A boil or carbuncle is a group of red, swollen, and painful lumps that are connected to each other under the skin. One boil is called furuncle, which is an infection of the hair follicle which has a collection of pus or abscess under the skin. Usually a single boil occurs most often in hairy areas of the body such as the back or nape. But boils can also develop in other areas of the body such as the buttocks, thighs, groin, and armpits.
Most boils are caused by the bacterium Staphylococcus aureus, which inhabits the surface of the skin, throat and nose. This bacterium can cause infection by entering the skin through hair follicles, small eroded wounds, or puncture wounds, although sometimes there is no clear point on how the bacteria enter.
Ulcers contain pus, a mixture of old cells and white blood, bacteria, and dead skin cells, so to heal, boils need to be cleaned first of their contents. Boils are more likely to leave scars.
Active large boils are contagious, infections can spread to other parts of a person’s body or to other people through skin contact or sharing personal items. So it is important to practice proper self-care steps, such as keeping parts of the body clean and closed, until the contents of the boil come out and heal.
Boils require medical treatment to prevent or manage complications, speed healing, and minimize scarring. Contact your doctor if you have boils that have “matured” that have lasted for more than a few days.
Causes of Boils
There are many causes of boils. Some boils can be caused by ingrown hairs. Boils can also form due to clogged pores or other foreign material that has become stuck in the skin. Other causes of boils, such as acne, are caused by clogged sweat glands that become infected. Often the exact cause of a boil cannot be determined.

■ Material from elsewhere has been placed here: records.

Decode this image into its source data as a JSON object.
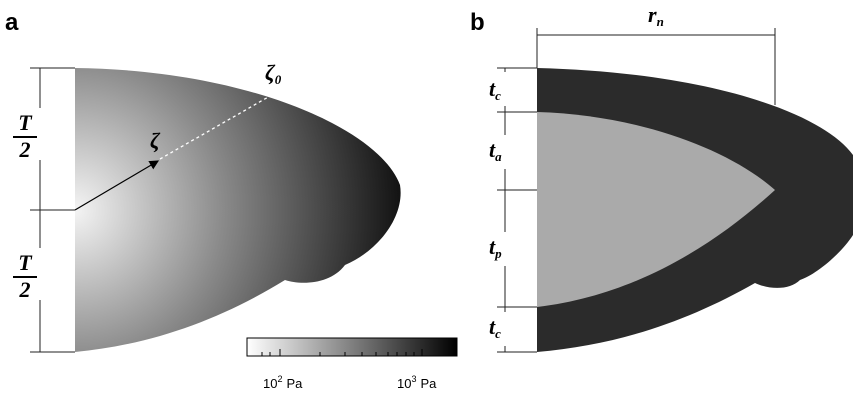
{
  "panel_a": {
    "label": "a",
    "half_thickness": [
      {
        "num": "T",
        "den": "2"
      },
      {
        "num": "T",
        "den": "2"
      }
    ],
    "zeta": "ζ",
    "zeta0": {
      "base": "ζ",
      "sub": "0"
    },
    "colorbar": {
      "ticks": [
        {
          "base": "10",
          "exp": "2",
          "unit": "Pa"
        },
        {
          "base": "10",
          "exp": "3",
          "unit": "Pa"
        }
      ]
    }
  },
  "panel_b": {
    "label": "b",
    "radius": {
      "base": "r",
      "sub": "n"
    },
    "layers": [
      {
        "base": "t",
        "sub": "c"
      },
      {
        "base": "t",
        "sub": "a"
      },
      {
        "base": "t",
        "sub": "p"
      },
      {
        "base": "t",
        "sub": "c"
      }
    ]
  }
}
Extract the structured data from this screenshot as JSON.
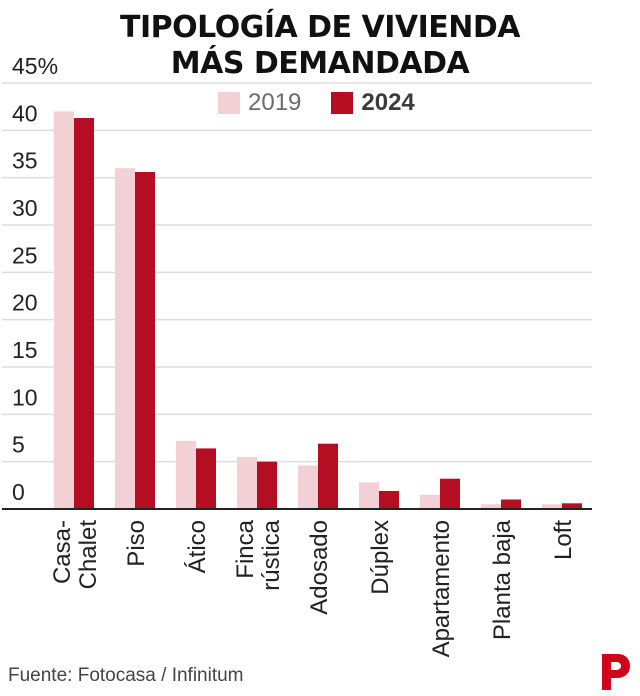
{
  "chart_data": {
    "type": "bar",
    "title": [
      "TIPOLOGÍA DE VIVIENDA",
      "MÁS DEMANDADA"
    ],
    "categories": [
      "Casa-\nChalet",
      "Piso",
      "Ático",
      "Finca\nrústica",
      "Adosado",
      "Dúplex",
      "Apartamento",
      "Planta baja",
      "Loft"
    ],
    "series": [
      {
        "name": "2019",
        "color": "#f2d0d5",
        "values": [
          42.0,
          36.0,
          7.2,
          5.5,
          4.6,
          2.8,
          1.5,
          0.5,
          0.5
        ]
      },
      {
        "name": "2024",
        "color": "#b50d22",
        "values": [
          41.3,
          35.6,
          6.4,
          5.0,
          6.9,
          1.9,
          3.2,
          1.0,
          0.6
        ]
      }
    ],
    "yticks": [
      "45%",
      "40",
      "35",
      "30",
      "25",
      "20",
      "15",
      "10",
      "5",
      "0"
    ],
    "ylim": [
      0,
      45
    ],
    "grid": true,
    "legend_position": "top"
  },
  "source": "Fuente: Fotocasa / Infinitum",
  "logo_letter": "P",
  "colors": {
    "accent": "#b50d22",
    "light": "#f2d0d5",
    "grid": "#dddddd",
    "axis": "#222222"
  }
}
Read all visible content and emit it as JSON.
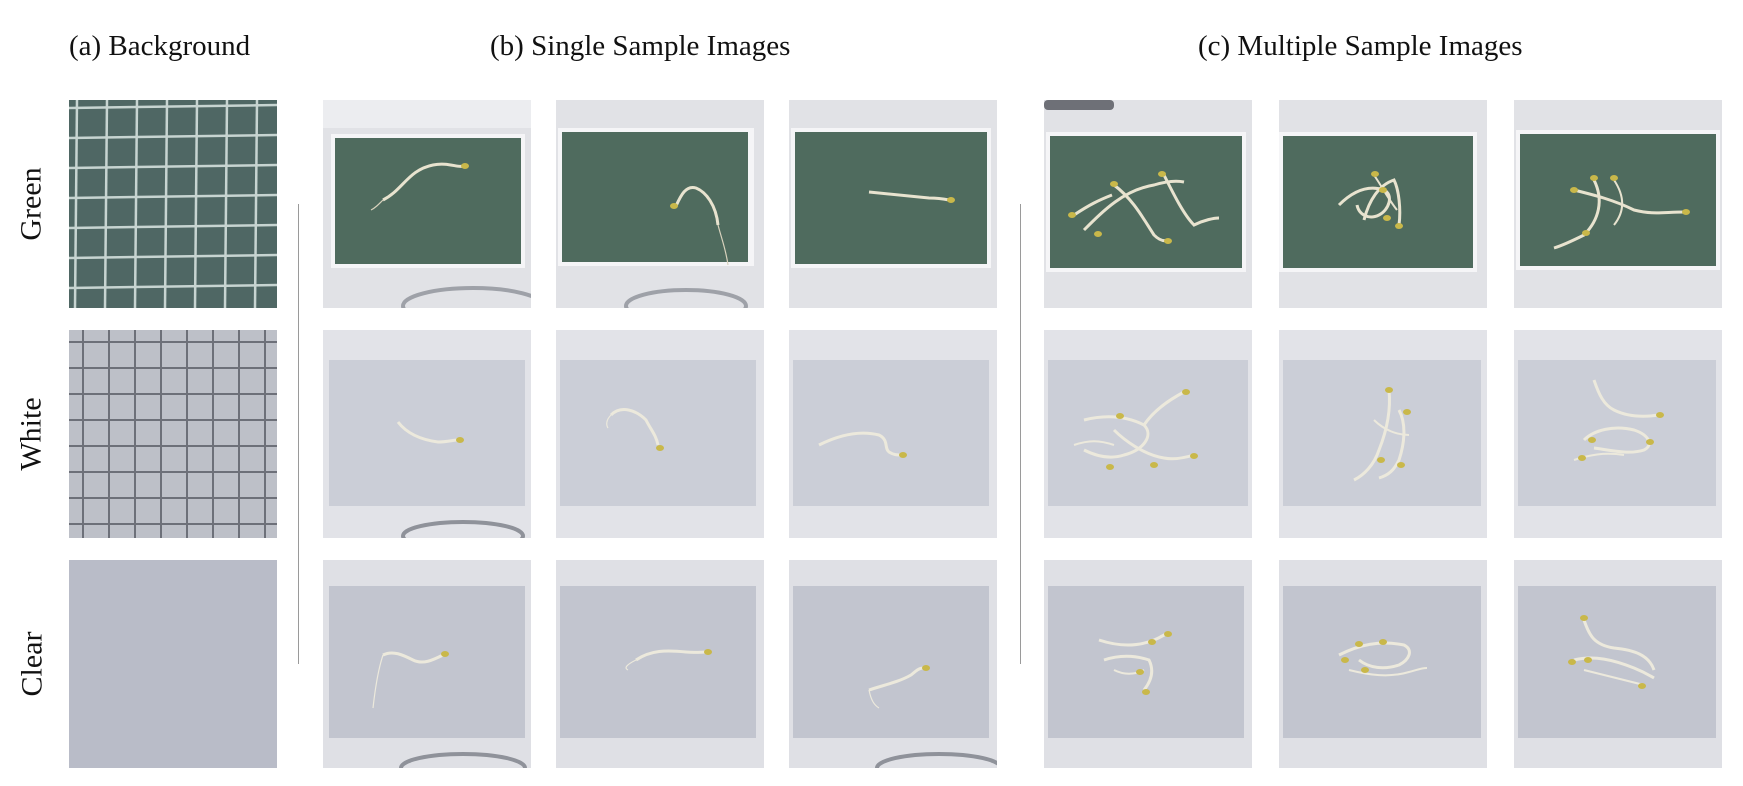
{
  "headers": {
    "background": "(a) Background",
    "single": "(b) Single Sample Images",
    "multiple": "(c) Multiple Sample Images"
  },
  "rows": {
    "green": "Green",
    "white": "White",
    "clear": "Clear"
  },
  "colors": {
    "green_mat": "#4f6b5e",
    "white_mat": "#c9cdd6",
    "clear_mat": "#b9bdc8",
    "frame": "#dfe0e4",
    "sprout": "#e8e3cf",
    "seed": "#c9b84a"
  }
}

The skin is an important part of the body’s immune defense against objects and microbes that are foreign to our body. Injuries to the skin, such as wounds, skin scrapes or blisters, can develop into abscesses if exposed to bacteria.
Risk Factors for Boils
Older age, obesity, poor hygiene, and overall poor physical health are associated with ulcers. Other risk factors for carbuncles include:
- Chronic skin condition, which damages the protective skin
- Kidney illness
- Liver disease
- Conditions or treatments that weaken the immune system, such as cancer, chemotherapy, and so on.